?A cultura sempre careceu no Brasil de uma visão estratégica centrada no desenvolvimento humano de nosso povo?O Instituto Pensarte assume a responsabilidade, como membro ativo da sociedade civil, de tomar também para si a discussão sobre política e orçamento culturais. Apresenta-se como a voz civil no debate que ocorre, em outro nível, nas esferas oficiais, como ministério (com o Seminário Cultura para Todos) e secretarias da cultura brasileiros.
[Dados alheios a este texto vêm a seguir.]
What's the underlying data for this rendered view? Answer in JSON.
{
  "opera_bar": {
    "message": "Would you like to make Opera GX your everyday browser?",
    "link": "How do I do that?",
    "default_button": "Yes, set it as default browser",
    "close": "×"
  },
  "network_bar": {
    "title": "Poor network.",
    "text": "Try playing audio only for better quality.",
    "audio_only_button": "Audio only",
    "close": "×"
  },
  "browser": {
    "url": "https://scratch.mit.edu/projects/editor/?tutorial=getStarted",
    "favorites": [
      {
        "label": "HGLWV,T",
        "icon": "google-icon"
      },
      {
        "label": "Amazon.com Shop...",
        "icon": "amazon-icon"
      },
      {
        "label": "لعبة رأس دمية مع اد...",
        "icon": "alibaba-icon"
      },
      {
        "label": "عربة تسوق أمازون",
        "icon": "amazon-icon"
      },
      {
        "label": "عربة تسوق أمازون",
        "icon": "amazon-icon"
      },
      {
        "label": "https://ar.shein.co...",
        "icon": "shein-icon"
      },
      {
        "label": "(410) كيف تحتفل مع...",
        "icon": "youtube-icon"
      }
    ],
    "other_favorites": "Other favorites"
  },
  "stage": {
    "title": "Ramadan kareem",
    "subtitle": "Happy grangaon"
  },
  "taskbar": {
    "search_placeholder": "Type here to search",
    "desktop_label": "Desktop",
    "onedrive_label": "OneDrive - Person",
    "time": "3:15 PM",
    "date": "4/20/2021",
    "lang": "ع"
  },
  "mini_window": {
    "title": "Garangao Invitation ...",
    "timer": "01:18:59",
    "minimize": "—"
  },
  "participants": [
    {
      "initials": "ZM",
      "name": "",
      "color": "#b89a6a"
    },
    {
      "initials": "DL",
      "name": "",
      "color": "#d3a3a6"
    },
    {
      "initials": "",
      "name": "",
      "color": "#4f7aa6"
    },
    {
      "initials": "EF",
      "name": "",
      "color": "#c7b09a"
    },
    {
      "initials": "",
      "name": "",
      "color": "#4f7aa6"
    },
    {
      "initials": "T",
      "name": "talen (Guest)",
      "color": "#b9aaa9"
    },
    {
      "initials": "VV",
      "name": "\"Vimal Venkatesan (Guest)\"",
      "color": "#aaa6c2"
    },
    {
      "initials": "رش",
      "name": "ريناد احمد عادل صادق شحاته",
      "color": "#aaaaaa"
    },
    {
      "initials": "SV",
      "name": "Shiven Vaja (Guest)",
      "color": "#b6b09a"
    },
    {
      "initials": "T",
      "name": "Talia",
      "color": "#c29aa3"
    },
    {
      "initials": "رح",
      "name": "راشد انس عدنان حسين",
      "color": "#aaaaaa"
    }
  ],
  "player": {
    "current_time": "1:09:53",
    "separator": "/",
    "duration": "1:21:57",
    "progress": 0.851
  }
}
Para tanto, em junho de 2003, o Instituto lançou o Seminário Visões da Cultura iniciando um ciclo de debates que se encerraram no dia 9 de setembro do mesmo ano com a intenção de avaliar a situação do setor no país, fixar proposições gerais para a formulação de uma política cultural para o Brasil e subsidiar o próprio Instituto Pensarte, e outras instituições congêneres, para a elaboração de projetos de políticas culturais para o Brasil. Com base na participação da sociedade, que enviou centenas de propostas e contribuições, durante o tempo de duração do Seminário, o Instituto Pensarte apresentará aos órgãos públicos e à sociedade brasileira uma Carta Propositiva que reflita o pensamento e as necessidades apresentadas pelos participantes. Pela sistemática identificada como a mais profícua, o Seminário foi dividido conforme os seguintes setores que manifestam a cultura nacional: artes cênicas, artes visuais, audiovisual, cultura popular, livro e leitura, museus, música e patrimônio. Para cada um desses setores formularam-se propostas, aprovadas pelos presentes ao encerramento do Seminário Visões da Cultura, que integram a Carta Propositiva.

Ainda, o Fórum que o Instituto Pensarte busca organizar com outros atores da comunidade cultural deve servir de porta-voz da sociedade civil no debate de política e financiamento. Com isso, pretende-se um acompanhamento constante da situação da cultura no país, modificando a lógica que hoje impera na qual a sociedade apenas se reúne em momentos de crise ou de ameaça, quando, muitas vezes, já é tarde demais. O Instituto Pensarte deverá colaborar com o governo lutando pela inclusão da sociedade civil em toda e qualquer ação que envolva a cultura no país.

O momento dessa proposição nasce de uma necessidade e de uma oportunidade únicas. Ao mesmo tempo em que se observa a tendência oficial em se limitar as leis de incentivo à cultura, nota-se o movimento de diversos setores nacionais busca por mais recursos destinados à cultura. Nesse aspecto ganha maior relevância a iniciativa do Instituto Pensarte como catalisador de vozes e divulgador de novas propostas que visem ao bem democrático do acesso ao bem cultural.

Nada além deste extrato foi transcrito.